Os familiares e companheiros de militância identificaram como assassinos de Joaquim o major Carlos Alberto Brilhante Ustra, conhecido por “Doutor Tibiriçá”; o capitão Dalmo Lúcio Muniz Cirillo, conhedido por “Doutor Hermógenes”; o capitão Ênio Pimentel da Silveira, de codinome “Doutor Nei” ou “Nazistinha”; o capitão André Leite Pereira, conhecido por “Doutor Edgar”; o delegado Davi dos Santos Araújo, conhecido por “Capitão Lisboa”; o investigador de polícia Pedro Mira Granziere, conhecido por “tenente Pedro Ramiro”; o delegado João José Vetoratto, conhecido por “Capitão Amicci”, e outros torturadores conhecidos apenas pelos apelidos.
Ivan denuncia que o “Capitão Lisboa” foi o responsável pela pancada que vitimaria de vez seu pai, além de ter abusado sexualmente de sua irmã mais velha, Ieda.

VAMO QUE VAMO, RUMO AOS 100!


Percurso de hoje: 12,99 km (confira mais detalhes no vídeo abaixo)
Quilometragem acumulada: 71,29 km



POR QUE RUMO AOS 100
Meu pai morreu no dia 10 de julho.
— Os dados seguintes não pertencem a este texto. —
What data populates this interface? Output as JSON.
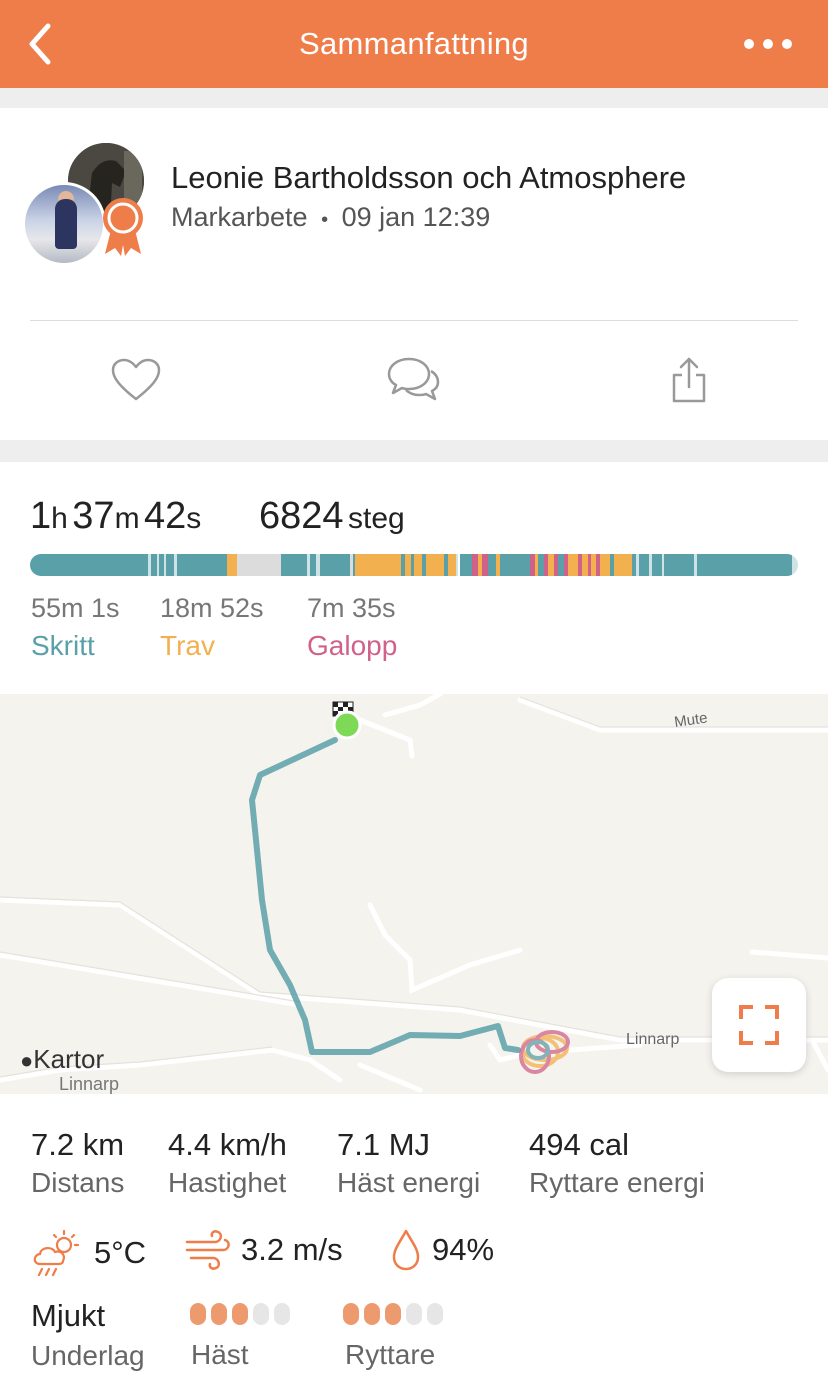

Seu último aniversário, em 16 de setembro de 2017, foi passado no hospital.
Dias antes, a família havia recebido o resultado de uma série de exames que se desenrolavam a passos de tartaruga desde o final de agosto: câncer no estômago.
Por causa dos exames e das dores, meu pai recebia medicamentos que, às vezes, o deixavam meio grogue. Mesmo assim, estava lúcido, conversava e gostava de lembrar momentos do passado.
No dia do aniversário, a ordem do hospital foi subvertida com a chegada das gentes mais próximas, que trazia bolo, docinhos, refrigerante.
Como a presença das visitas era restrita, os festejos acabaram sendo em várias levas. Eu apareci para a segunda rodada de bolo, apagar as velinhas, cantar o “Parabéns”, repetindo também a versão gauchesca da canção, que termina assim: “Que tu tenhas, sempre e todo o dia, paz e alegria na lavoura da amizade”.
Apesar de parecer meio de saco cheio, meu pai enfrentou com galhardia as brincadeiras. Cantou junto, meio arrevesado, fez esforço para soprar as velinhas, posou para fotos e mais fotos, deu beijinhos, ofereceu a careca para outros beijinhos.
De vez em quando, dava uma risada meio tossida, falava qualquer coisa, enquanto eu chorava por dentro, tentando represar a emoção e me preguntando, em silencia, por que eu achava que tinha de segurar o choro.
Era melhor.
Chegou a hora das despedidas, os presentes já abertos, abraços apertados, copos largados pelos lados, docinhos devorados.
Fui ainda mais uma vez abraçar e cumprimentar meu pai. E falei: “Oitenta e oito anos, hein, que beleza!”
Ao que ele respondeu na lata, sem perder o embalo da conversa: “Rumo aos cem!”
É esse o espírito que quero guardar comigo, que quero aprender e tentar ensinar. É esse espírito que quero homenagear nesta série de corridas, que devem somar, até o dia 16 próximo, 89 anos do nascimento de Joaquim de Lucena, um percurso total de cem quilômetros.